Republican presidential candidate and former Massachusetts Gov. Mitt Romney delivers a speech in Jerusalem Sunday.
In a signal foreign policy speech in Jerusalem, former governor Mitt Romney said that preventing Iran from building a nuclear weapon should be the “highest national security priority,” and chided President Barack Obama for quarreling with Prime Minister Benjamin Netanyahu over how to do it.
With Romney visit, Israelis worry about becoming a partisan issue – Benjamin Netanyahu goes to Congress, saying patience with Iran wears thin.
However, the presumptive Republican nominee for president offered few hints on what he would do differently from the Obama Administration. Though a senior adviser, Dan Senor, earlier suggested that Mr. Romney would “respect” an Israeli decision to launch a lone attack, Romney in his speech reiterated the more vague formulation of the Obama Administration that “we recognize Israel’s right to defend itself.”
He did reproach the President indirectly for chastising the Israeli leaders for saber rattling, a remark made when Mr. Netanyahu last visited Washington.
“It is sometimes said that those who are the most committed to stopping the Iranian regime from securing nuclear weapons are reckless and provocative and inviting war,” Romney said. “The opposite is true.
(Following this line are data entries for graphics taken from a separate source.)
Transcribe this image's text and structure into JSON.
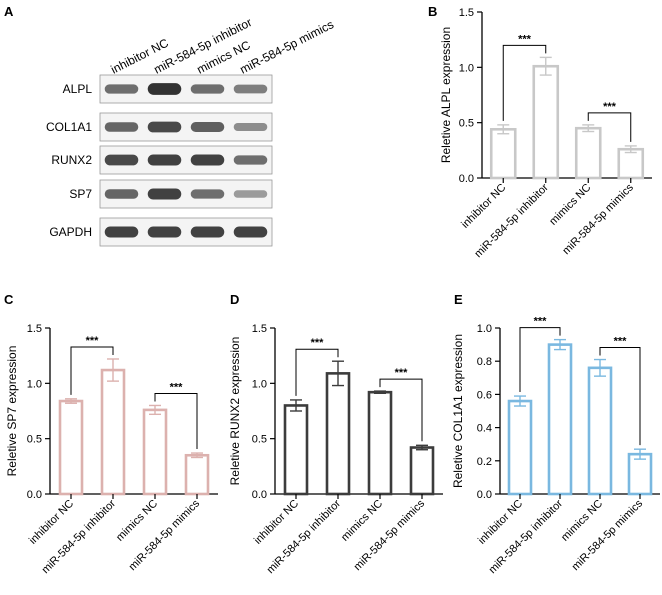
{
  "western_blot": {
    "panel": "A",
    "columns": [
      "inhibitor NC",
      "miR-584-5p inhibitor",
      "mimics NC",
      "miR-584-5p mimics"
    ],
    "rows": [
      "ALPL",
      "COL1A1",
      "RUNX2",
      "SP7",
      "GAPDH"
    ],
    "band_intensity": [
      [
        0.55,
        0.95,
        0.55,
        0.45
      ],
      [
        0.6,
        0.8,
        0.65,
        0.35
      ],
      [
        0.8,
        0.85,
        0.85,
        0.55
      ],
      [
        0.6,
        0.85,
        0.55,
        0.25
      ],
      [
        0.85,
        0.85,
        0.85,
        0.85
      ]
    ],
    "band_color": "#2a2a2a"
  },
  "chart_data": [
    {
      "panel": "B",
      "type": "bar",
      "categories": [
        "inhibitor NC",
        "miR-584-5p inhibitor",
        "mimics NC",
        "miR-584-5p mimics"
      ],
      "values": [
        0.44,
        1.01,
        0.45,
        0.26
      ],
      "errors": [
        0.04,
        0.08,
        0.03,
        0.03
      ],
      "ylabel": "Reletive ALPL expression",
      "ylim": [
        0,
        1.5
      ],
      "yticks": [
        "0.0",
        "0.5",
        "1.0",
        "1.5"
      ],
      "color": "#c8c8c8",
      "comparisons": [
        {
          "from": 0,
          "to": 1,
          "label": "***"
        },
        {
          "from": 2,
          "to": 3,
          "label": "***"
        }
      ]
    },
    {
      "panel": "C",
      "type": "bar",
      "categories": [
        "inhibitor NC",
        "miR-584-5p inhibitor",
        "mimics NC",
        "miR-584-5p mimics"
      ],
      "values": [
        0.84,
        1.12,
        0.76,
        0.35
      ],
      "errors": [
        0.02,
        0.1,
        0.04,
        0.02
      ],
      "ylabel": "Reletive SP7 expression",
      "ylim": [
        0,
        1.5
      ],
      "yticks": [
        "0.0",
        "0.5",
        "1.0",
        "1.5"
      ],
      "color": "#dcb1ae",
      "comparisons": [
        {
          "from": 0,
          "to": 1,
          "label": "***"
        },
        {
          "from": 2,
          "to": 3,
          "label": "***"
        }
      ]
    },
    {
      "panel": "D",
      "type": "bar",
      "categories": [
        "inhibitor NC",
        "miR-584-5p inhibitor",
        "mimics NC",
        "miR-584-5p mimics"
      ],
      "values": [
        0.8,
        1.09,
        0.92,
        0.42
      ],
      "errors": [
        0.05,
        0.11,
        0.01,
        0.02
      ],
      "ylabel": "Reletive RUNX2 expression",
      "ylim": [
        0,
        1.5
      ],
      "yticks": [
        "0.0",
        "0.5",
        "1.0",
        "1.5"
      ],
      "color": "#3c3c3c",
      "comparisons": [
        {
          "from": 0,
          "to": 1,
          "label": "***"
        },
        {
          "from": 2,
          "to": 3,
          "label": "***"
        }
      ]
    },
    {
      "panel": "E",
      "type": "bar",
      "categories": [
        "inhibitor NC",
        "miR-584-5p inhibitor",
        "mimics NC",
        "miR-584-5p mimics"
      ],
      "values": [
        0.56,
        0.9,
        0.76,
        0.24
      ],
      "errors": [
        0.03,
        0.03,
        0.05,
        0.03
      ],
      "ylabel": "Reletive COL1A1 expression",
      "ylim": [
        0,
        1.0
      ],
      "yticks": [
        "0.0",
        "0.2",
        "0.4",
        "0.6",
        "0.8",
        "1.0"
      ],
      "color": "#7ab8e0",
      "comparisons": [
        {
          "from": 0,
          "to": 1,
          "label": "***"
        },
        {
          "from": 2,
          "to": 3,
          "label": "***"
        }
      ]
    }
  ]
}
We are the true peacemakers.”
Romney’s visit has escalated the competition between the two campaigns to demonstrate who’s a stronger supporter of the Jewish state. Obama on Friday announced $70 million in additional military aid to help develop a rocket system to intercept missiles from Gaza and Lebanon.
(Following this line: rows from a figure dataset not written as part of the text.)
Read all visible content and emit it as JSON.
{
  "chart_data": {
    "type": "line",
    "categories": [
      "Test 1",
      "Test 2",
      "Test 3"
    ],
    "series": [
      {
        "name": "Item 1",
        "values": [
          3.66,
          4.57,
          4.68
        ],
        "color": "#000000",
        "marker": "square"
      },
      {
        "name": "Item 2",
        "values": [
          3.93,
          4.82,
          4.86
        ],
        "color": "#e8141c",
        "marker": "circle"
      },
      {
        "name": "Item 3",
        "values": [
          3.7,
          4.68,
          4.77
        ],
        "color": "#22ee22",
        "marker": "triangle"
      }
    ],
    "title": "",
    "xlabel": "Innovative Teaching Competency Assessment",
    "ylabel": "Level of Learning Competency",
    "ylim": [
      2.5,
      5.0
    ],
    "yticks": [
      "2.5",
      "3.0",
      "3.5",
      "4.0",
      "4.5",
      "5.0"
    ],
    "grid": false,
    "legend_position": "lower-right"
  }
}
Israeli officials and analysts are anxious about Israel being in the election’s spotlight, and would prefer the country to be more of an afterthought. That’s because an election debate over Israel could damage long term ties between the countries by risking the Jewish state’s long cultivated bipartisan support in Washington.
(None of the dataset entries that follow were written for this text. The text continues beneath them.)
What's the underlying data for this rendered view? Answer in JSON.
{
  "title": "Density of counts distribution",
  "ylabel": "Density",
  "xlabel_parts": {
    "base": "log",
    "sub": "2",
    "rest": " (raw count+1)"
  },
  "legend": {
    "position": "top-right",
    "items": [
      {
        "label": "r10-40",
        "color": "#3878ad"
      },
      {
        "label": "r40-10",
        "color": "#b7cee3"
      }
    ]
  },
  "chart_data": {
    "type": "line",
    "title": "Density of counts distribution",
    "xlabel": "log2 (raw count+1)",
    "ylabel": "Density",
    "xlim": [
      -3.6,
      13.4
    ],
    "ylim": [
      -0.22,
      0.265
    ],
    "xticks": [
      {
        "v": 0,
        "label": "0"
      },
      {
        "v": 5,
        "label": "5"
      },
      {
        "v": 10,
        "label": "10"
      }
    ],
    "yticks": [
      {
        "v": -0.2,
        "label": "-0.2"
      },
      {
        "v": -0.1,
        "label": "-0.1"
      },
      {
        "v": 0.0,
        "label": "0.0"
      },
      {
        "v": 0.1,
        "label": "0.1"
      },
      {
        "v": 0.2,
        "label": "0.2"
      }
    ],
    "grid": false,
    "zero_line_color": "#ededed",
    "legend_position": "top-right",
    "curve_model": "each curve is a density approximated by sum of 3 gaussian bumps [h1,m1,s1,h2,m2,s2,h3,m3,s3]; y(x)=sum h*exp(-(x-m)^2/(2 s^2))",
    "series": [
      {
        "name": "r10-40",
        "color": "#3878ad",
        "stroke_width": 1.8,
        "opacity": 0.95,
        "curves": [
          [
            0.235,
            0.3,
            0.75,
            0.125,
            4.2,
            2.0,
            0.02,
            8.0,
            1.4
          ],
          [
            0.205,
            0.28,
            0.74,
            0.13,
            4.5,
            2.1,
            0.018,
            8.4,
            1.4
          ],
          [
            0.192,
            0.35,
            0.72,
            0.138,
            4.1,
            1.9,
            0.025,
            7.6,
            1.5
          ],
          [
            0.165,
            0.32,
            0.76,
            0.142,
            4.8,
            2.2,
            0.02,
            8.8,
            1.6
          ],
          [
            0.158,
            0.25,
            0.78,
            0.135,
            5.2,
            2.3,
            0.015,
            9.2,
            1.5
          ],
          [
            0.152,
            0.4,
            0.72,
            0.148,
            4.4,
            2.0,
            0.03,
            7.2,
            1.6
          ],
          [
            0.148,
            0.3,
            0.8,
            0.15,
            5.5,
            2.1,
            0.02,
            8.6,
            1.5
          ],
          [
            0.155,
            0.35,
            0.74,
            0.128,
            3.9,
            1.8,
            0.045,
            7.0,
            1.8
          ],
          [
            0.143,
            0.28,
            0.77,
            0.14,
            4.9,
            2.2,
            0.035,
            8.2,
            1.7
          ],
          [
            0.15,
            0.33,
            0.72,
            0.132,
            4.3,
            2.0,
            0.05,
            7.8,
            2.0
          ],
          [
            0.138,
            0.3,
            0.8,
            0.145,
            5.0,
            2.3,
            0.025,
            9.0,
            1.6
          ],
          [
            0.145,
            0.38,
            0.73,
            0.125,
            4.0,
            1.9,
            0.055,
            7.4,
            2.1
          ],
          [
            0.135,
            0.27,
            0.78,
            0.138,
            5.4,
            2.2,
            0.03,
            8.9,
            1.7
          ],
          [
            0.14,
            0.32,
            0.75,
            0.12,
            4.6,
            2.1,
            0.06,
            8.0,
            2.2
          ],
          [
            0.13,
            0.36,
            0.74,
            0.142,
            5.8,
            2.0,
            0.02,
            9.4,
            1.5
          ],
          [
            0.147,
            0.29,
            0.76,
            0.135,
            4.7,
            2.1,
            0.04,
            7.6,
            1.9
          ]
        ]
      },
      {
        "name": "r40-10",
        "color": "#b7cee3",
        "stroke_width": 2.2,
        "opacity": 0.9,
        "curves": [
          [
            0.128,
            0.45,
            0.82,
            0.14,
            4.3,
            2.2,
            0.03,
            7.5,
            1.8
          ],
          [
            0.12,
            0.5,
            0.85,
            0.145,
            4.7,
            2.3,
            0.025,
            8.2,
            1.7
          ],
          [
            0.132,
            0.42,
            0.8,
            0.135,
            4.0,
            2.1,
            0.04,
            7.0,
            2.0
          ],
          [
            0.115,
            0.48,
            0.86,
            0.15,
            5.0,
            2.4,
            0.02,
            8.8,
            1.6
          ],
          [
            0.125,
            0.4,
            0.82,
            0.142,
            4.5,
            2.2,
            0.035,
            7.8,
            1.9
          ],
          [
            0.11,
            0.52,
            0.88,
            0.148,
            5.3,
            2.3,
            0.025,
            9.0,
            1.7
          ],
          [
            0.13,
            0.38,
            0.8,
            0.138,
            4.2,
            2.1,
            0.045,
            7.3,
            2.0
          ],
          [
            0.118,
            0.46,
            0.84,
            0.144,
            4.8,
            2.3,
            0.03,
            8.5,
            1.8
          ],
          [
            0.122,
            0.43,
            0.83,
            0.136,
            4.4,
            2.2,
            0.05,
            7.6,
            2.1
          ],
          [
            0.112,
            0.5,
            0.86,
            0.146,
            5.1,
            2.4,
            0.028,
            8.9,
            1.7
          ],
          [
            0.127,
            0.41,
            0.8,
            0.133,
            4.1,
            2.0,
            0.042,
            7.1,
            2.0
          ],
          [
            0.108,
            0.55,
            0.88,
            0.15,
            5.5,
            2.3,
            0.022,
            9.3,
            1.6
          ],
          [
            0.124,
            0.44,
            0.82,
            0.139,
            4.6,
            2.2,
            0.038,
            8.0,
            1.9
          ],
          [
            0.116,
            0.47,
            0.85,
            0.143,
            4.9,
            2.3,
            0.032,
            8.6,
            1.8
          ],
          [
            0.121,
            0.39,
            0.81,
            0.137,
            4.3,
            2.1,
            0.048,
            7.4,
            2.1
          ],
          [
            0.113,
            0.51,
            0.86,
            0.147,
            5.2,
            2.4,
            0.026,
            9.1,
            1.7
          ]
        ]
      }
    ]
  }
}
“We don’t want to be part of the issue,” says an Israeli diplomat, who was not authorized to speak. “We have very strong bi-partisan support and we want to keep it that way. We want there to be strong relations with the US. Not with blue or red.”
Romney: Jerusalem is capital
Speaking against the backdrop of Jerusalem’s Old City, Romney called the disputed city Israel’s capital. That’s likely to bother Palestinians and Arab countries who claim East Jerusalem – the portions captured in the 1967 Arab Israeli War – as capital of a Palestinian state.
In another dig at Obama – who has been bragging about stepped up military cooperation with Israel – Romney blamed the President for allowing public disputes to emerge: “Standing by Israel does not mean with military and intelligence cooperation alone,” he said. “We cannot stand silent as those who seek to undermine Israel, voice their criticisms. And we certainly should not join in that criticism. Diplomatic distance in public between our nations emboldens Israel’s adversaries.”